7 REIS, J.R.L.; PINHEIRO, E.S.; MACEDO, M. A.. Evolução do desflorestamento (1990-2006) em Áreas Protegidas da Amazônia Central. In: VIII Seminário de Atualização em Sensoriamento Remoto e Sistemas de Informações Geográficas aplicados a Engenharia Florestal, 2008, Curitiba/PR. Anais do VIII Seminário de Atualização em Sensoriamento Remoto e Sistemas de Informações Geográficas aplicados a Engenharia Florestal. Curitiba/PR : FUPEF, 2008. v. 1

possível elencar alguns condicionantes principais, os quais podem estar associados ao desflorestamento na APA Caverna do Maroaga, a saber:

- Política de ocupação impulsionada desde o final da década de 70, com a implantação de projetos de assentamentos rurais ao longo da BR-174 e AM-240, condicionado pela política de reforma agrária;

- Ocupação das margens das estradas por fazendeiros e empresários do setor imobiliário, turístico e de exploração de minerais;

- Constituição e expansão de loteamentos urbanos na zona de transição urbano-rural e de comunidades rurais com aberturas de ramais;

- Uso das nascentes para retirada de água potável, dos corpos d’água para transporte fluvial e desflorestamentos das margens destes para implantação de empreendimentos empresariais do setor primário (pecuária, agricultura, piscicultura), já que viabilizam o credenciamento da posse da terra, e são encarados como benfeitorias;

- Pressão sobre o uso público de cachoeiras, corredeiras e cavidades subterrâneas; - A extração ilegal e comercialização da madeira bruta ou beneficiada o que atende a perspectiva

empregatícia da população. Uma iniciativa por parte do poder público é o incentivo à criação de reservas privadas sobrepostas a unidade de conservação, o que é um importante elemento para proporcionar uma proteção mais restritiva de uso e uma forma para que os proprietários possam utilizá-la para realização de atividades turísticas e pesquisa científica. Para esse caso também deverá haver regulamentação de uso, a fim de evitar a degradação dos ambientes.

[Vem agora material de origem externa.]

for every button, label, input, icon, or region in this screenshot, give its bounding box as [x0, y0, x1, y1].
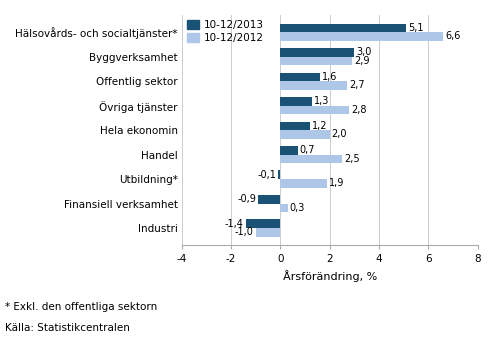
Text: 2,7: 2,7 — [349, 80, 365, 90]
Text: 2,9: 2,9 — [354, 56, 370, 66]
Bar — [280, 24, 406, 32]
Bar — [280, 57, 352, 65]
Bar — [280, 130, 330, 139]
Text: 6,6: 6,6 — [445, 31, 460, 41]
Text: 1,9: 1,9 — [329, 178, 345, 188]
Text: 2,0: 2,0 — [332, 129, 347, 139]
Bar — [280, 154, 342, 163]
Text: 2,8: 2,8 — [351, 105, 367, 115]
Text: 2,5: 2,5 — [344, 154, 360, 164]
Text: 5,1: 5,1 — [408, 23, 424, 33]
Text: 0,7: 0,7 — [300, 145, 315, 155]
Text: * Exkl. den offentliga sektorn: * Exkl. den offentliga sektorn — [5, 302, 157, 312]
Bar — [280, 121, 310, 130]
Bar — [280, 179, 327, 188]
Text: 3,0: 3,0 — [356, 47, 372, 57]
Bar — [280, 146, 298, 154]
Text: -0,9: -0,9 — [237, 194, 256, 204]
Text: 0,3: 0,3 — [290, 203, 305, 213]
Text: 1,2: 1,2 — [312, 121, 327, 131]
Bar — [258, 195, 280, 204]
Bar — [280, 73, 320, 81]
Text: -1,0: -1,0 — [235, 227, 253, 237]
Text: -1,4: -1,4 — [225, 219, 244, 229]
Text: 1,3: 1,3 — [314, 96, 330, 106]
Bar — [280, 32, 443, 41]
Text: -0,1: -0,1 — [257, 170, 276, 180]
Text: 1,6: 1,6 — [322, 72, 337, 82]
Bar — [246, 220, 280, 228]
Bar — [280, 204, 288, 212]
Bar — [278, 170, 280, 179]
Bar — [280, 106, 349, 114]
Bar — [255, 228, 280, 237]
Bar — [280, 97, 312, 106]
Text: Källa: Statistikcentralen: Källa: Statistikcentralen — [5, 323, 130, 333]
Bar — [280, 81, 347, 90]
Bar — [280, 48, 354, 57]
X-axis label: Årsförändring, %: Årsförändring, % — [283, 270, 377, 282]
Legend: 10-12/2013, 10-12/2012: 10-12/2013, 10-12/2012 — [187, 20, 263, 43]
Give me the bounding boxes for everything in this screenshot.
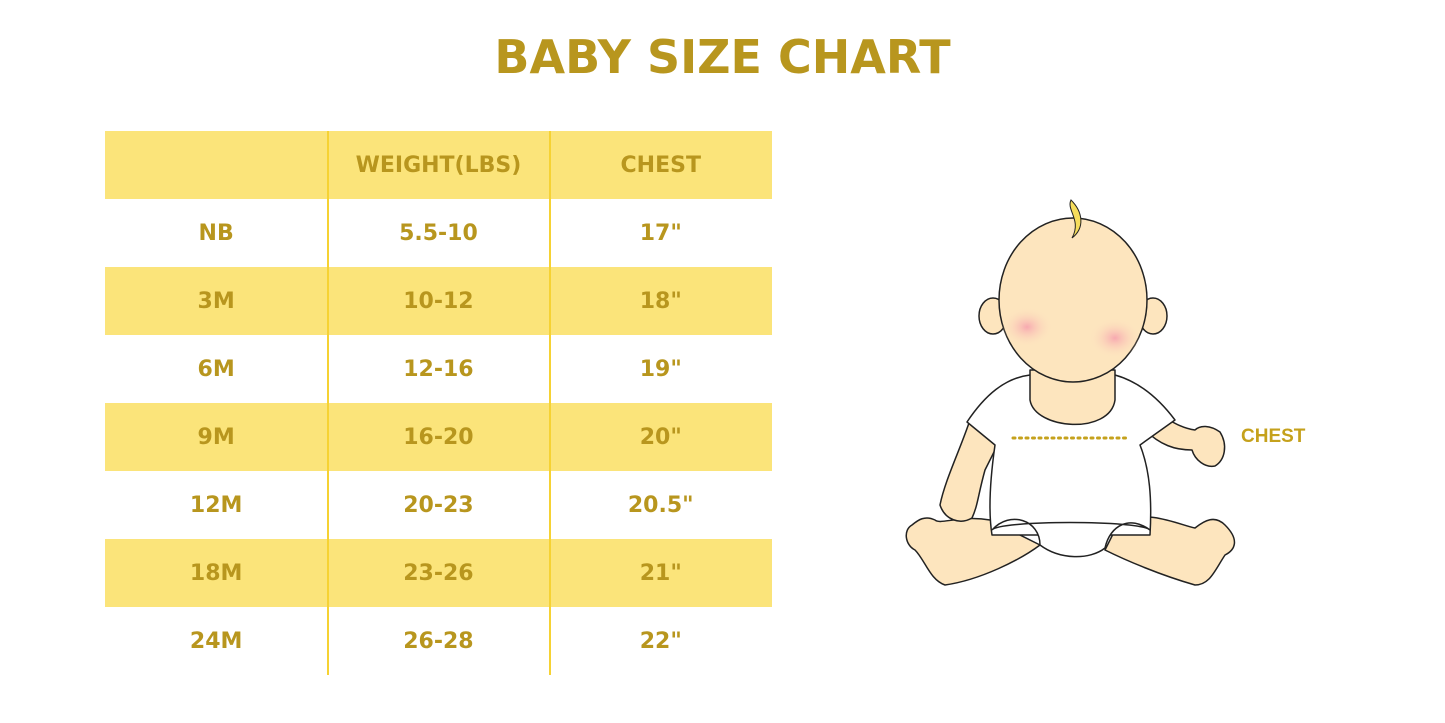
header-cell [105,131,327,199]
size-cell: 24M [189,628,243,654]
chest-cell: 22" [639,628,682,654]
chest-label: CHEST [1241,426,1306,447]
size-cell: 18M [189,560,243,586]
size-table: WEIGHT(LBS) CHEST NB 5.5-10 17" 3M 10-12 18" 6… [105,131,772,675]
weight-cell: 20-23 [403,492,474,518]
chest-cell: 20.5" [627,492,694,518]
weight-cell: 5.5-10 [399,220,478,246]
table-row: 18M 23-26 21" [105,539,772,607]
cheek-blush [1001,307,1053,347]
hair-curl [1069,199,1082,239]
column-divider [549,131,551,675]
size-cell: 3M [197,288,235,314]
header-cell: CHEST [620,152,701,178]
table-row: 9M 16-20 20" [105,403,772,471]
baby-illustration [905,199,1236,586]
chest-cell: 20" [639,424,682,450]
weight-cell: 12-16 [403,356,474,382]
weight-cell: 16-20 [403,424,474,450]
table-header-row: WEIGHT(LBS) CHEST [105,131,772,199]
chest-cell: 17" [639,220,682,246]
size-cell: 9M [197,424,235,450]
weight-cell: 23-26 [403,560,474,586]
chest-cell: 21" [639,560,682,586]
table-row: 6M 12-16 19" [105,335,772,403]
column-divider [327,131,329,675]
size-cell: 12M [189,492,243,518]
page-title: BABY SIZE CHART [494,30,951,84]
weight-cell: 26-28 [403,628,474,654]
cheek-blush [1089,318,1141,358]
size-cell: NB [198,220,234,246]
table-row: 3M 10-12 18" [105,267,772,335]
chest-cell: 19" [639,356,682,382]
header-cell: WEIGHT(LBS) [355,152,522,178]
weight-cell: 10-12 [403,288,474,314]
table-row: NB 5.5-10 17" [105,199,772,267]
size-cell: 6M [197,356,235,382]
table-row: 12M 20-23 20.5" [105,471,772,539]
table-row: 24M 26-28 22" [105,607,772,675]
chest-cell: 18" [639,288,682,314]
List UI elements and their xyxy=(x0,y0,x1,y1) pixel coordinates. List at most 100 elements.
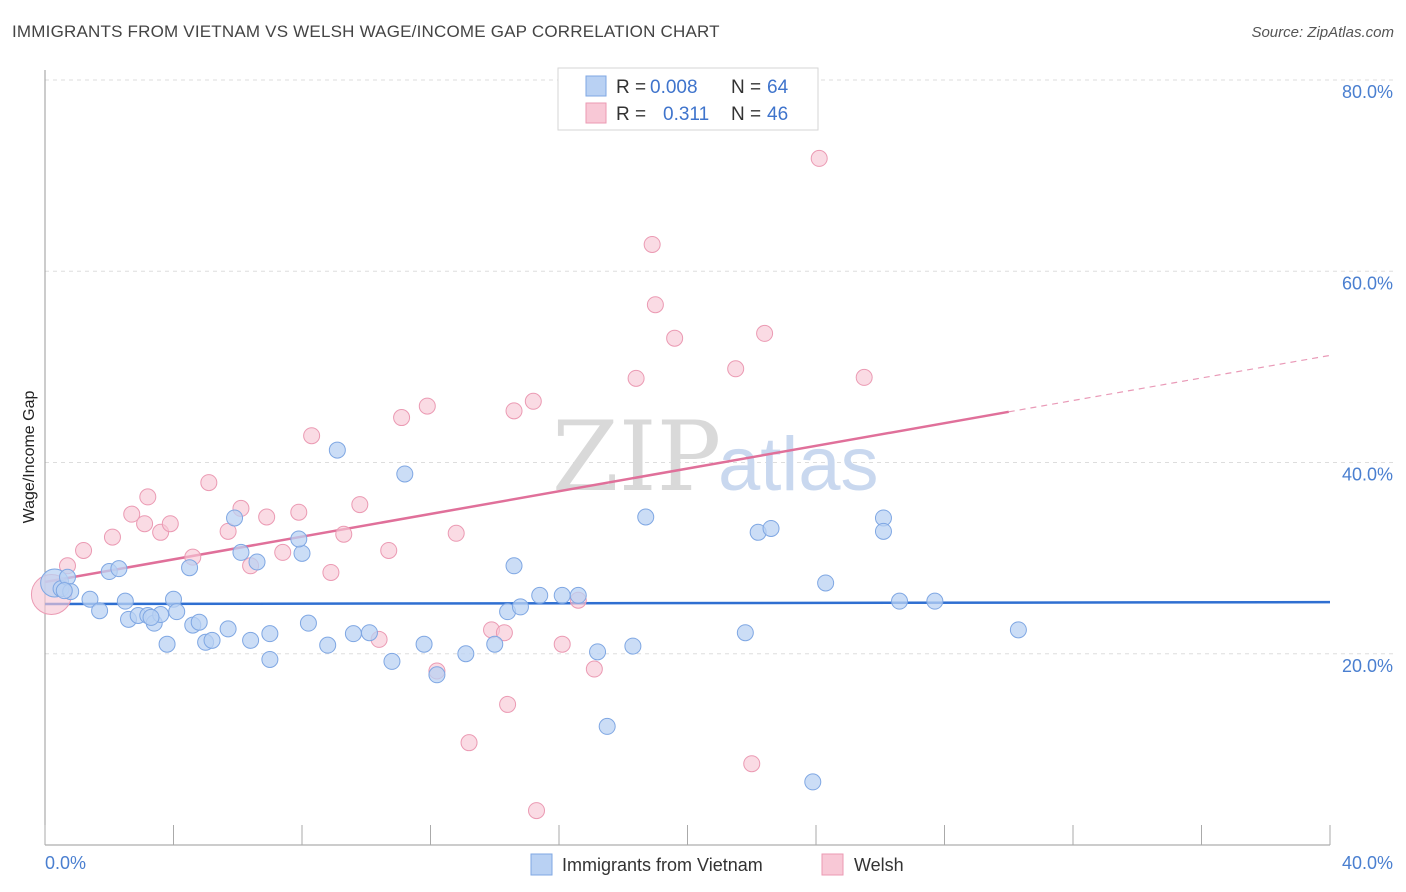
welsh-point xyxy=(743,755,761,773)
welsh-point xyxy=(495,624,513,642)
vietnam-point xyxy=(328,441,346,459)
vietnam-point xyxy=(891,592,909,610)
vietnam-point xyxy=(344,625,362,643)
trend-line-welsh-extension xyxy=(1008,354,1331,413)
bottom-legend-swatch-welsh xyxy=(821,853,844,876)
legend-n-label-vietnam: N = xyxy=(731,77,761,98)
vietnam-point xyxy=(55,582,73,600)
vietnam-point xyxy=(817,574,835,592)
welsh-point xyxy=(643,235,661,253)
vietnam-point xyxy=(415,635,433,653)
welsh-point xyxy=(380,541,398,559)
welsh-point xyxy=(727,360,745,378)
welsh-point xyxy=(136,515,154,533)
vietnam-point xyxy=(232,543,250,561)
vietnam-point xyxy=(569,586,587,604)
welsh-point xyxy=(505,402,523,420)
x-ticks xyxy=(44,825,1331,845)
vietnam-point xyxy=(926,592,944,610)
y-tick-label: 60.0% xyxy=(1342,273,1393,293)
vietnam-point xyxy=(203,631,221,649)
vietnam-point xyxy=(457,645,475,663)
watermark-atlas: atlas xyxy=(718,422,879,507)
vietnam-point xyxy=(589,643,607,661)
legend-n-label-welsh: N = xyxy=(731,104,761,125)
welsh-point xyxy=(855,368,873,386)
y-tick-label: 40.0% xyxy=(1342,465,1393,485)
welsh-point xyxy=(200,474,218,492)
legend-n-value-vietnam: 64 xyxy=(767,77,789,98)
legend-swatch-welsh xyxy=(585,102,607,124)
watermark-zip: ZIP xyxy=(552,401,721,513)
welsh-point xyxy=(499,695,517,713)
vietnam-point xyxy=(598,717,616,735)
y-tick-label: 80.0% xyxy=(1342,82,1393,102)
welsh-point xyxy=(447,524,465,542)
vietnam-point xyxy=(428,666,446,684)
welsh-point xyxy=(75,541,93,559)
welsh-point xyxy=(646,296,664,314)
welsh-point xyxy=(666,329,684,347)
welsh-point xyxy=(627,369,645,387)
welsh-point xyxy=(585,660,603,678)
welsh-point xyxy=(161,515,179,533)
vietnam-point xyxy=(299,614,317,632)
legend-r-value-vietnam: 0.008 xyxy=(650,77,698,98)
vietnam-point xyxy=(248,553,266,571)
welsh-point xyxy=(335,525,353,543)
source-credit: Source: ZipAtlas.com xyxy=(1251,24,1394,41)
vietnam-point xyxy=(486,635,504,653)
welsh-point xyxy=(460,734,478,752)
welsh-point xyxy=(139,488,157,506)
vietnam-point xyxy=(874,522,892,540)
y-axis-label: Wage/Income Gap xyxy=(21,391,38,524)
trend-line-vietnam xyxy=(44,600,1331,606)
vietnam-point xyxy=(637,508,655,526)
welsh-point xyxy=(103,528,121,546)
stats-legend: R = 0.008 N = 64 R = 0.311 N = 46 xyxy=(557,67,819,131)
vietnam-point xyxy=(293,544,311,562)
vietnam-point xyxy=(158,635,176,653)
vietnam-point xyxy=(91,602,109,620)
welsh-point xyxy=(274,543,292,561)
bottom-legend-swatch-vietnam xyxy=(530,853,553,876)
vietnam-points xyxy=(40,441,1027,791)
legend-swatch-vietnam xyxy=(585,75,607,97)
vietnam-point xyxy=(553,586,571,604)
trend-line-welsh xyxy=(44,410,1009,584)
vietnam-point xyxy=(1009,621,1027,639)
y-tick-labels: 20.0% 40.0% 60.0% 80.0% xyxy=(1342,82,1393,676)
vietnam-point xyxy=(290,530,308,548)
vietnam-point xyxy=(181,559,199,577)
vietnam-point xyxy=(531,586,549,604)
welsh-point xyxy=(418,397,436,415)
welsh-point xyxy=(524,392,542,410)
series-legend: Immigrants from Vietnam Welsh xyxy=(530,853,904,876)
vietnam-point xyxy=(261,625,279,643)
vietnam-point xyxy=(511,598,529,616)
x-tick-label-max: 40.0% xyxy=(1342,853,1393,873)
legend-n-value-welsh: 46 xyxy=(767,104,788,125)
vietnam-point xyxy=(116,592,134,610)
vietnam-point xyxy=(396,465,414,483)
vietnam-point xyxy=(762,519,780,537)
vietnam-point xyxy=(804,773,822,791)
welsh-point xyxy=(258,508,276,526)
welsh-point xyxy=(351,496,369,514)
bottom-legend-label-vietnam: Immigrants from Vietnam xyxy=(562,855,763,875)
welsh-point xyxy=(303,427,321,445)
watermark: ZIP atlas xyxy=(552,401,879,513)
welsh-point xyxy=(393,409,411,427)
vietnam-point xyxy=(110,560,128,578)
welsh-point xyxy=(810,149,828,167)
welsh-point xyxy=(123,505,141,523)
y-tick-label: 20.0% xyxy=(1342,656,1393,676)
chart-title: IMMIGRANTS FROM VIETNAM VS WELSH WAGE/IN… xyxy=(12,22,720,41)
legend-r-label-welsh: R = xyxy=(616,104,646,125)
vietnam-point xyxy=(736,624,754,642)
vietnam-point xyxy=(219,620,237,638)
welsh-point xyxy=(322,563,340,581)
welsh-point xyxy=(528,802,546,820)
vietnam-point xyxy=(81,590,99,608)
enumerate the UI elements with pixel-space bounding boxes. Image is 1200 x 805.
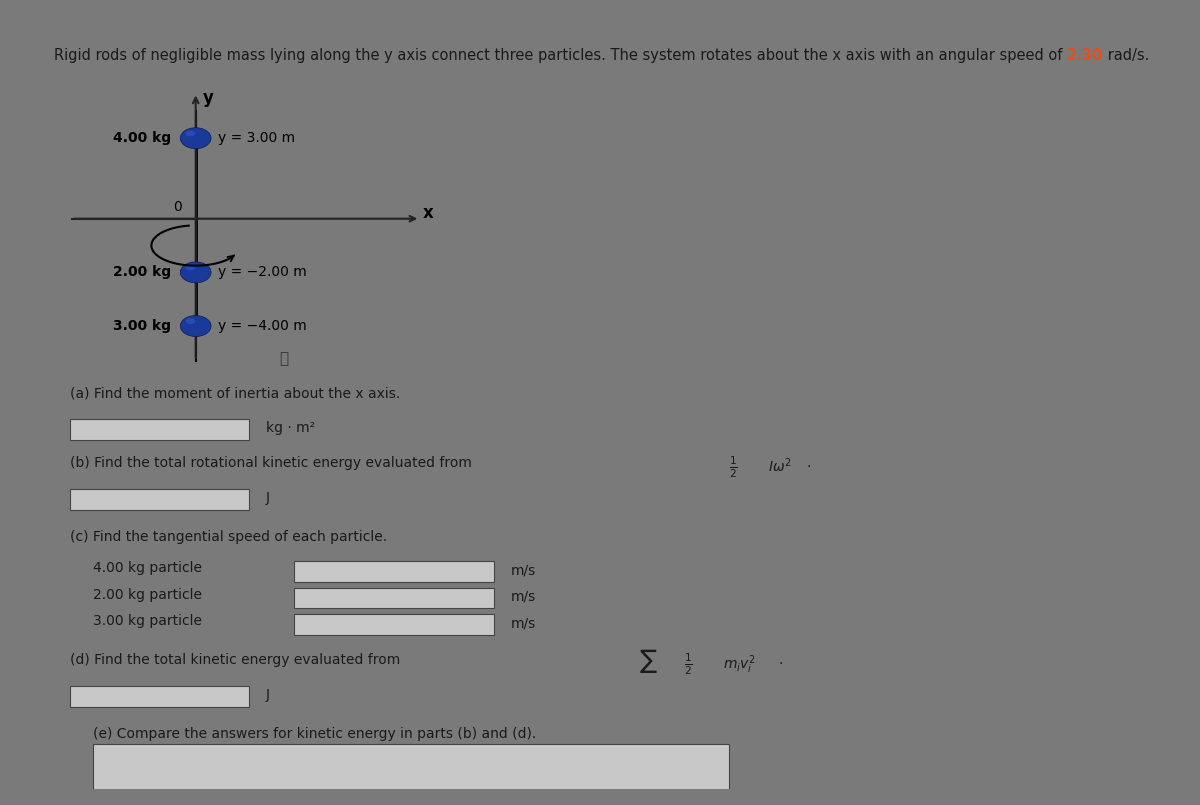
FancyBboxPatch shape (71, 419, 248, 440)
Ellipse shape (186, 130, 196, 136)
Text: 3.00 kg: 3.00 kg (113, 319, 170, 333)
Text: 0: 0 (173, 200, 182, 213)
Ellipse shape (180, 316, 211, 336)
Text: $\frac{1}{2}$: $\frac{1}{2}$ (728, 454, 738, 480)
Text: $I\omega^2$: $I\omega^2$ (768, 456, 792, 475)
FancyBboxPatch shape (294, 614, 494, 635)
Text: (c) Find the tangential speed of each particle.: (c) Find the tangential speed of each pa… (71, 530, 388, 544)
Text: y = −2.00 m: y = −2.00 m (218, 266, 307, 279)
Ellipse shape (186, 265, 196, 270)
Text: m/s: m/s (511, 590, 536, 604)
Text: .: . (779, 654, 784, 667)
Text: m/s: m/s (511, 617, 536, 630)
Text: (e) Compare the answers for kinetic energy in parts (b) and (d).: (e) Compare the answers for kinetic ener… (92, 728, 536, 741)
Text: 2.00 kg particle: 2.00 kg particle (92, 588, 202, 601)
Text: $\sum$: $\sum$ (640, 647, 658, 675)
FancyBboxPatch shape (71, 686, 248, 707)
Text: x: x (424, 204, 434, 222)
Text: ⓘ: ⓘ (280, 351, 289, 365)
Text: y = 3.00 m: y = 3.00 m (218, 131, 295, 145)
Text: (b) Find the total rotational kinetic energy evaluated from: (b) Find the total rotational kinetic en… (71, 456, 476, 470)
Text: $m_iv_i^2$: $m_iv_i^2$ (724, 654, 756, 676)
Text: (d) Find the total kinetic energy evaluated from: (d) Find the total kinetic energy evalua… (71, 654, 404, 667)
Ellipse shape (186, 318, 196, 324)
FancyBboxPatch shape (294, 561, 494, 581)
Text: J: J (265, 491, 270, 506)
Text: Rigid rods of negligible mass lying along the y axis connect three particles. Th: Rigid rods of negligible mass lying alon… (54, 48, 1067, 63)
Text: 2.30: 2.30 (1067, 48, 1103, 63)
FancyBboxPatch shape (92, 744, 728, 805)
Text: 3.00 kg particle: 3.00 kg particle (92, 614, 202, 629)
Text: 4.00 kg particle: 4.00 kg particle (92, 561, 202, 575)
Text: (a) Find the moment of inertia about the x axis.: (a) Find the moment of inertia about the… (71, 386, 401, 401)
Text: J: J (265, 688, 270, 702)
FancyBboxPatch shape (294, 588, 494, 609)
Text: y: y (203, 89, 214, 107)
Ellipse shape (180, 262, 211, 283)
Text: m/s: m/s (511, 563, 536, 577)
Text: .: . (806, 456, 811, 470)
Text: 2.00 kg: 2.00 kg (113, 266, 170, 279)
Text: y = −4.00 m: y = −4.00 m (218, 319, 307, 333)
Text: kg · m²: kg · m² (265, 422, 314, 436)
Ellipse shape (180, 128, 211, 149)
Text: $\frac{1}{2}$: $\frac{1}{2}$ (684, 651, 692, 677)
Text: rad/s.: rad/s. (1103, 48, 1150, 63)
Text: 4.00 kg: 4.00 kg (113, 131, 170, 145)
FancyBboxPatch shape (71, 489, 248, 510)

CONSIDERAÇÕES FINAIS A maior parte da cobertura florestal da APA Caverna do Maroaga, cerca de 91%, ainda encontra-se conservada. No entanto, estratégias para gestão e manutenção da integridade ambiental dessa unidade devem ser providenciadas para inibir a extração ilegal de madeira, que atualmente é uma das principais atividades que propiciam os desflorestamentos no seu interior. Os dispositivos legais existentes devem ser aplicados para inibir a expansão das atividades desencadeadoras do desflorestamento. Instrumentos legislativos foram criados pelo poder público, sendo possível citar a nível local a aprovação em 2006 do Decreto municipal nº 645, o qual proibiu a abertura de ramais e instituição de assentamentos rurais por um período de quatro anos no município de Presidente Figueiredo. Sua intenção é limitar e controlar a grande quantidade de invasões e coibir o comércio ilícito de terras públicas na área rural desse município. Impondo prévio licenciamento ambiental para ambos, e acrescentando para assentamentos a consulta pública. Em nível regional está em vigor o Decreto federal nº 6.321 de 21/12/2007, que dispõe sobre as ações relativas à prevenção, monitoramento e controle de desflorestamento na Amazônia e sobre a especificação das sanções aplicáveis às condutas e atividades lesivas praticadas. Estabelece, portanto, ações relativas à proteção de áreas ameaçadas de degradação e à racionalização do uso da terra, de forma a prevenir, monitorar e controlar o desflorestamento ilegal. Essas legislações são o início para tomada de decisão sobre a execução de ações de gestão em áreas protegidas ou não. Para APA Caverna do Maroaga contribuem para proteção, contudo a execução dos dispositivos depende da atenção dada pelos gestores públicos.